Na semana passada, rolou nas redes sociais uma mensagem sobre as justificativas para a capacidade das garrafas de vinhos mais usuais, isto é, de 750ml. Resolvi resgatar umas anotações a este respeito e variar a temática em julho. Em agosto, voltamos às outras regiões vitivinícolas do Chile.
No texto, o motivo para se ter 750ml se assenta na adequação da embalagem à realidade de um dos principais e mais veteranos mercados consumidores de vinhos: a Inglaterra. A importante relação entre ingleses e bordaleses (de Bordeaux, França), respectivamente consumidores e produtores de vinhos, fez marcos importantes na história do mercado de vinhos, justificando muitas práticas como esta e favorecendo o êxito ou a invisibilidade de algumas regiões vitivinícolas da França e de outros países. O apreço do inglês pelo vinho clarete de Bordeaux no século XII não se deu apenas pelo gosto, mas por relações econômicas privilegiadas em função do posicionamento geográfico e de benefícios fiscais. Afinal, é mais ou menos assim que as coisas funcionam.
Voltando ao tema do acondicionamento do vinho, duas são as funções da garrafa reconhecidas historicamente como fundamentais para a comercialização do vinho: permitir o seu transporte e prolongar a sua duração. Como o vinho é um produto vivo, que segue envelhecendo, a garrafa e outros recipientes podem participar também do seu processo de maturação de forma programada. Na história do vinho, há registros de alguns formatos de acondicionamento do produto, que não participavam apenas da guarda e transporte, mas também do processo de produção, como as jarras ou ânforas de barro e os tonéis.

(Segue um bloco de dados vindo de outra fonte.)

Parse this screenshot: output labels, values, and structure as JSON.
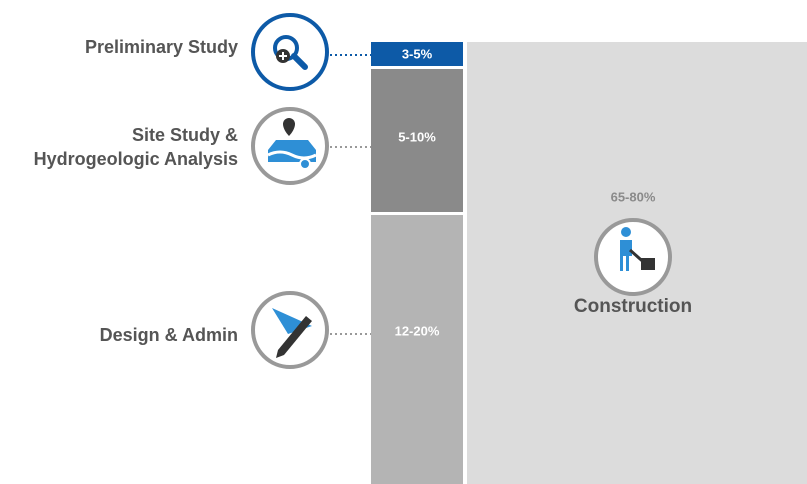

De acordo com os registros arqueológicos, as ânforas já eram utilizadas no Cáucaso, Mesopotâmia e Anatólia desde 5000 a.C. A esse respeito, vi uma exposição muito interessante no Museu La Cité du Vin, em Bordeaux, sobre o vinho na Geórgia – na qual descobri os kvevris. Os kvevris eram grandes jarras de argila que recebiam as uvas esmagadas para fermentação alcoólica e, posteriormente, uma vez retiradas as cascas, eram vedados e enterrados por muitos anos, contendo vinhos que seriam bebidos em ocasiões especiais. Tinham por tradição enterrar um kvevri quando uma menina nascia e só abri-lo novamente em seu casamento. Não sei quanto tempo uma moça ficava solteira naquela época, mas, posso afirmar que em nossos tempos de relações efêmeras, ia sobrar muito kvevri enterrado por aí! (vazio)
Após as ânforas de barro, vieram os tonéis, de origem gaulesa. A substituição progressiva das ânforas pelos tonéis se deu pelo fato de serem mais leves, roláveis e transportáveis no dorso de animais. Os tonéis se difundiram ao longo da Idade Média, do norte ao sul da Europa, compondo o cenário das primeiras grandes cidades mercantis europeias. Sua utilização direta para o consumo foi pouco a pouco substituída pelas garrafas, mas eles continuaram ativos nas cantinas, onde podiam armazenar acima de 1.000 litros e participar ativamente do processo de produção do vinho. Atualmente, ainda estão presentes em cantinas mais tradicionais ou na parte antiga de muitas vinícolas já modernizadas, que passaram a adotar para o mesmo fim tanques de aço inoxidável e barricas de carvalho, com capacidade mais usual para 225 litros.
Enquanto os tanques são fundamentais na transformação do mosto em vinho e outros procedimentos de produção, os barris são mais utilizados para envelhecimento dos vinhos, em muitos casos com uma participação bem efetiva na construção de sabores, através da interação entre o líquido e a tosta da madeira.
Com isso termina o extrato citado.